If you have a hard time understanding Einstein's theory of relativity, maybe that's because you've never heard Walter Smith strum it on his baritone ukulele.
"It's glorious and eerie, this theory; Its light is shining on me," Smith, a physics professor at Haverford College, sang to his introductory class last week in the plaintive tones of a folk troubadour. "I see time dilation and feel the elation, of relativity."
As the last note fades, his 20 students burst into applause - just as they do over the course of the semester for his swooning ballad, "The Love Song of the Electric Field," or the Broadway-style toe-tapper "Energy Eigenstates," among others.
For Smith, the creation of sound waves is more than a dry academic theory. In what may not be his most important contribution to the study of physics, the 53-year-old professor has formulated a kind of Schoolhouse Rock for the particle-theory set.
He and his librarian wife have written a large and growing songbook of original physics tunes that he performs during his lectures – teaching a new generation about scientific concepts that are even harder to rhyme than they are to understand.
"I love it," said Avi Bregman, 21, a chemistry major who hates physics but who had to take the course. "The fact that he takes the time to write songs, and some of them are original tunes, shows he cares about the class."

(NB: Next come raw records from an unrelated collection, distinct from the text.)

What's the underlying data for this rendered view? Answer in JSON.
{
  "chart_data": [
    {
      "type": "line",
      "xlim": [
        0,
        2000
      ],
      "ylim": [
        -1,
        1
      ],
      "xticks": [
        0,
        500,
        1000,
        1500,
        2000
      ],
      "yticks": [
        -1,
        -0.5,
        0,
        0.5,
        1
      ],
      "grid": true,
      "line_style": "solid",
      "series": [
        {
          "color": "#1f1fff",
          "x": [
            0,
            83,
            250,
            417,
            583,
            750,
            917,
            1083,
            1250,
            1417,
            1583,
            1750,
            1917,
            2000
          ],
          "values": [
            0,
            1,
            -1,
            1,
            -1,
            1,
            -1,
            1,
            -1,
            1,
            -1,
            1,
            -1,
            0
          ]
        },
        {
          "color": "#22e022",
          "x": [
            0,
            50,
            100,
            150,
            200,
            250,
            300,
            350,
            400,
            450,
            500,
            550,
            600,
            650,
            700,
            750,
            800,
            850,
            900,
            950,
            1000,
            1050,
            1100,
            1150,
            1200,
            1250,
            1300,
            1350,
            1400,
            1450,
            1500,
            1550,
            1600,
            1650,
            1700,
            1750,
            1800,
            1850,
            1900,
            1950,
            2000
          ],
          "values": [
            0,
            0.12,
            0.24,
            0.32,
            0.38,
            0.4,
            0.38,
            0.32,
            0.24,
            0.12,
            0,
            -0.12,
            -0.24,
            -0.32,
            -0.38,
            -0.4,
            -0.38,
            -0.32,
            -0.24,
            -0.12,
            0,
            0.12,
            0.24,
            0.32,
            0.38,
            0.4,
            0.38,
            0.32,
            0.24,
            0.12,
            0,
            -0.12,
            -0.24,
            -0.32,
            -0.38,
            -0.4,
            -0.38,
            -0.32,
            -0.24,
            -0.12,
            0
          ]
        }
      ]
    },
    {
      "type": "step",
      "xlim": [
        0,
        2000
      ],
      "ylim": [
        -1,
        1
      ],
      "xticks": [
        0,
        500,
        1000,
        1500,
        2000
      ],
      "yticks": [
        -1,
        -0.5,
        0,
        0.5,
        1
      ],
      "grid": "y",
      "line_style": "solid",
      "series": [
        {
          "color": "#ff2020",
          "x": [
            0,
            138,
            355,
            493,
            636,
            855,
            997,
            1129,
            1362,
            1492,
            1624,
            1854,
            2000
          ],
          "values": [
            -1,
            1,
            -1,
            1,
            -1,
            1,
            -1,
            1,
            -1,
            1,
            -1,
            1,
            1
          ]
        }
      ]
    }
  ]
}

Smith doesn't just create sound waves from the strings of his ukulele, he's an expert on the physics behind them. The textbook he authored in 2010 - Waves and Oscillations: A Prelude to Quantum Mechanics - begins with this quote: "All around us, sinusoidal waves astound us!"
It's a line from one of his songs, of course.
Smith and his wife, Marian McKenzie, came up with the music idea in 1999 as a way to engage Smith's students and show them physics could be fun, maybe even poetic. Their first song was about Hans Christian Oersted, who discovered the connection between electricity and magnetism.
"I wasn't quite sure what to expect when I performed it, but the response of the students was fantastic," said Smith, whose research is in the field of self-assembling molecular electronics. "They absolutely loved it. Ever since, I've used songs in all of my classes, from introductory through the most advanced physics classes."
Elias Borne, 20, a chemistry major, said he really appreciated that: "Nobody wants to take physics, but at least when he sings, it makes it fun," he said.
Some graduates have even done remixes of Smith's music, students said. And Smith can claim at least one track on a CD by a former student who has a folk band.
The musical couple sing in their church choir and McKenzie also writes musicals for Friends School Haverford, where she works. Some of their songs are set to existing tunes but others are original compositions. Smith also has a website, PhysicsSongs.org, that showcases the couple's musical numbers.
All told, they've written about 65 ditties on subjects such as quantum mechanics, light, and advanced laboratory techniques. McKenzie said her husband would sometimes come to her with a tricky topic "and I'll get really inspired." That's how she came up with "The Ground Loop Blues" - a student was having trouble finding and eliminating ground loops, which are unwanted electrical currents that keep circuits from working properly.
Hard to believe, but there's a long history of singing physicists, going back to the 1920s, when professors and students at the Cavendish Laboratory at Cambridge University would write and perform physics tunes for the annual Christmas party.
At the annual March meeting of the American Physical Society, there's a sing-along with Nobel Prize winners such as William D. Phillips, who grew up in Camp Hill, Pa., belting out songs like a bunch of brainiac Nathan Lanes. It was Smith who got the shows going in 2006.
At the most recent meeting, in Baltimore, 200 people had a rollicking good time knocking back free beer and singing science songs. "It's a bit of levity that happens during this fairly serious scientific meeting," association spokesman James Riordon said.
There are YouTube videos, if you're interested.
Another reason for the classroom concerts may be that Smith sympathizes with his less-enthusiastic students. After taking a physics course in his freshman year, he remembers thinking, "Thank God I'll never have to take another physics class."
But a friend persuaded him to stick with it so they could work together. He eventually got hooked on quantum mechanics and now it is the subject of his most beloved songs.
His favorite is "Energy Eigenstates", sung to the tune of "Comedy Tonight" from A Funny Thing Happened on the Way to the Forum. "It literally brings tears to my eyes," Smith said.
"The line that really gets to me is 'Stately and calm, they've no need for haste, the lords and ladies of Hilbert space.' This refers to the idea that all quantum states can be made up by weighted averages of energy eigenstates. That's what makes them 'lords and ladies,' " he said.